Al via “Piccoli gesti, grandi crimini” che sensibilizza contro l’abbandono di mozziconi e piccoli rifiuti nell’ambiente e nel mare. Il progetto è realizzato da Marevivo in collaborazione con BAT Italia e con il patrocinio del Ministero della Transizione Ecologica
È partita la nuova edizione di “Piccoli gesti, grandi crimini”, il progetto realizzato da Marevivo in collaborazione con BAT Italia (British American Tobacco Italia) e con il patrocinio del Ministero della Transizione Ecologica, che mira a sensibilizzare cittadini e Amministrazioni locali sul “littering”, ovvero l’abbandono nell’ambiente di mozziconi e piccoli rifiuti come bottigliette, tappi e scontrini, e a raccogliere dati utili per capire e prevenire il fenomeno.

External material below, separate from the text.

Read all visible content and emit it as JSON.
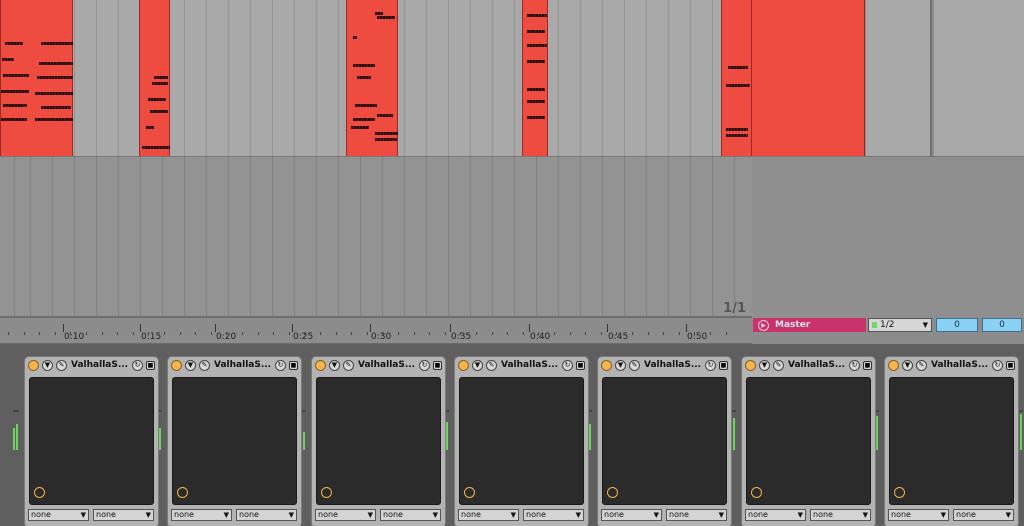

Un “piccolo gesto”, quello di buttare a terra un mozzicone di sigaretta o un piccolo rifiuto, che può apparire trascurabile ma che, in realtà, causa un gravissimo danno ambientale. Ogni anno sono 4,5 i trilioni di mozziconi che finiscono nell’ambiente – solo in Italia 14 miliardi . Per l’UNEP (Programma delle Nazioni Unite per l’ambiente) i mozziconi di sigaretta rappresentano ben il 40% dei rifiuti complessivi nel Mediterraneo davanti a bottiglie, sacchetti di plastica e lattine di alluminio.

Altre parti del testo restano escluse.